2. The process according to claim 1, wherein the copolymer of at least one conjugated diene and at least one styrenic monomer following the bromination has a bromine content by weight of from 47 to 60 percent.

3. The process according to claim 1, wherein the copolymer of at least one conjugated diene and at least one styrenic monomer is reacted with the brominating agent under conditions sufficient to brominate at least 50 percent, but no more than 68 percent, of the non-aromatic double bonds in the copolymer.

4. The process according to claim 1, wherein the copolymer of at least one conjugated diene and at least one styrenic monomer following the bromination has a bromine content by weight of from 50 to 58 percent.

5. The process according to claim 1, wherein the copolymer of at least one conjugated diene and at least one styrenic monomer prior to the bromination contains from 60 to 75 percent by weight of polymerized butadiene units and from 25 to 40 percent by weight of polymerized styrenic monomer units.

6. The process according to claim 1, wherein the weight average molecular weight of the copolymer of at least one conjugated diene and at least one styrenic monomer prior to the bromination is in a range of from 1,000 to 400,000 g/mol.

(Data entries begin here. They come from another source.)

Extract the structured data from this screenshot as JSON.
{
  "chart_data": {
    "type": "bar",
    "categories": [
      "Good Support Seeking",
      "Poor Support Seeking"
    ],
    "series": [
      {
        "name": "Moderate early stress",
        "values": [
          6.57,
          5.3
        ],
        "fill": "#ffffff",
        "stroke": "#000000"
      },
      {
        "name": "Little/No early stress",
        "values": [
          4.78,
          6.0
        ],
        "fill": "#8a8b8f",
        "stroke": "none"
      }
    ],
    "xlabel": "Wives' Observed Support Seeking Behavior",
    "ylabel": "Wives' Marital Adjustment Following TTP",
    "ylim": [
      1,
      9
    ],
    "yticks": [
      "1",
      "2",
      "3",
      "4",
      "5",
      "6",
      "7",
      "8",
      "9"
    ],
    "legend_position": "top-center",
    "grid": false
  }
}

7. The process according claim 1, wherein the at least one conjugated diene is butadiene.

8. The process according to claim 1, wherein the at least one styrenic monomer is styrene.

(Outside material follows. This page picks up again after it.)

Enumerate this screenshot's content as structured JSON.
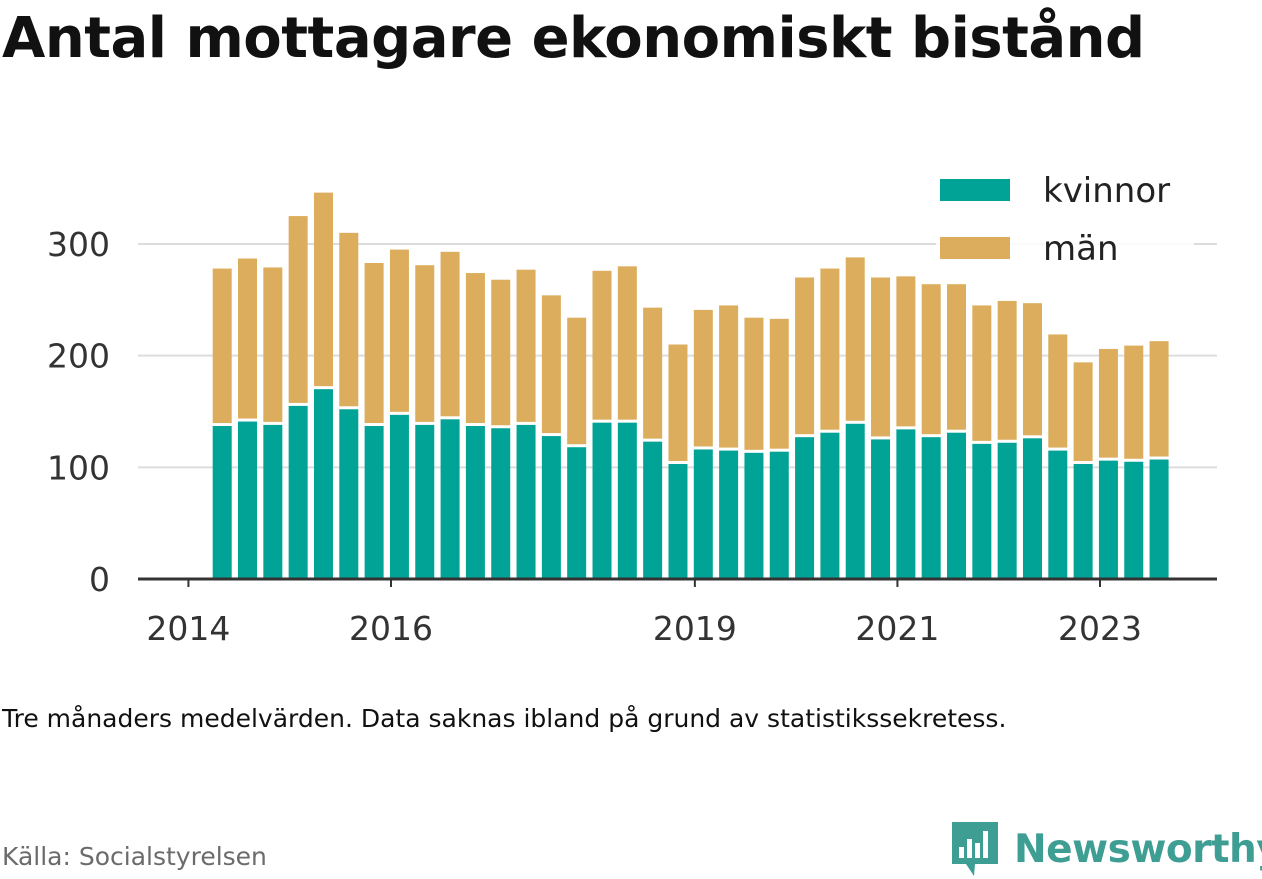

9. The process according to claim 1, wherein the copolymer of at least one conjugated diene and at least one styrenic monomer is a block copolymer containing one or more polybutadiene blocks and one or more polymerized styrenic monomer blocks.

10. The process according to claim 9, wherein the one or more polymerized styrenic monomer blocks are one or more polystyrene blocks.

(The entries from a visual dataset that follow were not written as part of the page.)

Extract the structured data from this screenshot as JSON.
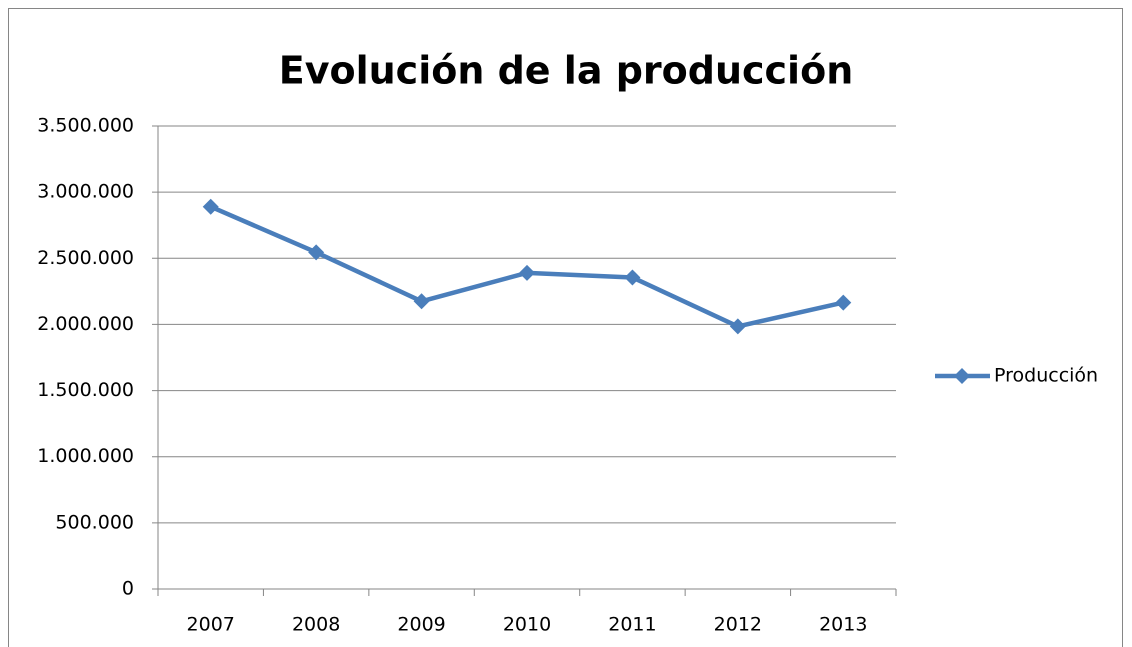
{
  "chart_data": {
    "type": "line",
    "title": "Evolución de la producción",
    "categories": [
      "2007",
      "2008",
      "2009",
      "2010",
      "2011",
      "2012",
      "2013"
    ],
    "series": [
      {
        "name": "Producción",
        "color": "#4a7ebb",
        "values": [
          2890000,
          2545000,
          2175000,
          2390000,
          2355000,
          1985000,
          2165000
        ]
      }
    ],
    "ylim": [
      0,
      3500000
    ],
    "yticks": [
      0,
      {
        "value": 500000,
        "label": "500.000"
      },
      {
        "value": 1000000,
        "label": "1.000.000"
      },
      {
        "value": 1500000,
        "label": "1.500.000"
      },
      {
        "value": 2000000,
        "label": "2.000.000"
      },
      {
        "value": 2500000,
        "label": "2.500.000"
      },
      {
        "value": 3000000,
        "label": "3.000.000"
      },
      {
        "value": 3500000,
        "label": "3.500.000"
      }
    ],
    "grid": true,
    "legend": "right"
  }
}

11. The process according to claim 10, wherein the copolymer is a styrene-butadiene-styrene triblock copolymer.

12. The process according to claim 1, wherein the at least one conjugated diene is butadiene and from 50 to 95 percent of the polymerized butadiene units in the copolymer prior to the bromination are 1,2-butadiene units.

13. The process according to claim 1, wherein the brominating agent comprises a tribromide chosen from pyridinium tribromide, a phenyltrialkylammonium tribromide, a benzyltrialkylammonium tribromide and a tetra-alkylammonium tribromide.

14. A brominated copolymer flame retardant of at least one conjugated diene and at least one styrenic monomer produced according to the process of claim 1, wherein at least 45 percent, but no more than 70 percent, of the non-aromatic double bonds are brominated.

15. The brominated copolymer flame retardant of claim 14, wherein average domain size after dissolution in subsequently polymerized styrenic monomer is 5 microns or less when measured using scanning electron microscopy (SEM) imaging on cross-sectioned samples.